Późny stan przedrzucawkowy – rozpoznanie i zakończenie ciąży przed wystąpieniem powikłań
Diagnozowanie okołoporodowego stanu przedrzucawkowego i możliwość ustalenia optymalnego czasu zakończenia ciąży. USG w 36 tyg. ciąży znalazło kluczowe miejsce w proponowanym modelu postępowania według prof. Nicolaidesa twórcy FMF dającej podwaliny diagnostyki prenatalnej. Stan przedrzucawkowy to poważne powikłanie ze spektrum objawów związanych nadciśnieniem tętniczym i innymi czynnikami niosącymi ze sobą ryzyko bardzo poważnych powikłań dla matki i dziecka.
Wczesna preeklampsja występuje przed 34 tyg. ciąży. Temu powikłaniu można w dużej mierze zapobiec dzięki diagnostyce prenatalnej w I trymestrze. Dzięki wdrożeniu w tym czasie profilaktyki w postaci stosowania kwasu acetylosalicylowego u wyselekcjonowanych pacjentek możliwe stało się zapobieganie i znaczące ograniczenie liczby powikłań.
Późnej, okołoporodowej preeklampcji nie potrafimy obecnie zapobiegać. Powikłanie to stanowi główną przyczynę zgonów okołoporodowych u matek na świecie. USG wykonywane w 36 tyg. ciąży pozwala na lepsze przewidywanie wystąpienia tego powikłania co umożliwia wcześniejsze zaplanowanie zakończenia ciąży co zmniejsza ryzyko powikłań zarówno dla matki jak i dla płodu.
Rozpoznawanie większej liczby wad diagnozowanych prenatalnie.
USG w III trymestrze daje możliwość wykrycia nieprawidłowości które mogły być niewidoczne w w badaniach I czy II trymestru. Wspomniany Prof. Nicolaides przedstawił dane dotyczące badania 52400 pacjentek. W grupie tej rozpoznano 995 wad wrodzonych co stanowiło 1.9 % ciąż.
- 67% ( 674 przypadki ) rozpoznano podczas USG I trymestru i/lub badania połówkowego.
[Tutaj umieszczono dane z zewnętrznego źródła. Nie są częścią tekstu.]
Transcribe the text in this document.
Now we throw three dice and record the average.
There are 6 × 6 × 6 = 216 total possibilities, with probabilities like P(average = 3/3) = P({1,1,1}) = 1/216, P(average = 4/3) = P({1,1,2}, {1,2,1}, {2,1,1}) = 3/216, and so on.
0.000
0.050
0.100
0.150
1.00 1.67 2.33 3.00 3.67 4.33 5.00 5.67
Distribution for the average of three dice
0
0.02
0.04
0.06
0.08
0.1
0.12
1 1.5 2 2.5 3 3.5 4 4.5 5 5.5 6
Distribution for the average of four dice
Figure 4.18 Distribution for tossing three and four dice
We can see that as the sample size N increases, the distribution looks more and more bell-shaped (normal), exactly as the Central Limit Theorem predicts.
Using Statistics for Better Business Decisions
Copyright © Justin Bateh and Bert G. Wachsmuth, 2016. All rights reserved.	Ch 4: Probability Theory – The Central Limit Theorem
- 24.8% (247 przypadki) wad rozstało rozpoznane po raz pierwszy dopiero podczas USG wykonanego w 35-37 tygodniu !
- 74 (7,4%) wad rozpoznano dopiero po raz pierwszy po urodzeniu.
Ośrodek prof. Nicolaidesa to jeden z lepszych ośrodków diagnostyki prenatalnej na świecie. Warto zauważyć, że ok. 7.4% wad wrodzonych było rozpoznawanych dopiero po porodzie co świadczy o tym, że niektórych wad nie można rozpoznać jednoznacznie w czasie trwania ciąży. Nie zmienia to jednak faktu , że gdyby nie usg wykonane w III trymestrze ciąży to odsetek wad nierozpoznanych w ciąży wyniósłby nie 7.4% ale niemalże 33%!
Rozpoznanie wady ma zasadnicze znaczenie w przygotowaniu, zaplanowaniu odpowiedniej opieki medycznej w trakcie porodu jaki po narodzinach dziecka co znacząco wpływa na rokowania odnośnie zdrowia i życia noworodka.
Badanie USG wg prof. Nicolaidesa najlepiej wykonać w 36 tyg +/- 1 tydz ( 35-37 tydz ciąży ) w 34 tyg. zaburzenia mogą się jeszcze nie ujawnić a w 38 tyg może być już za późno aby uniknąć zapobieżenia potencjalnym powikłaniom.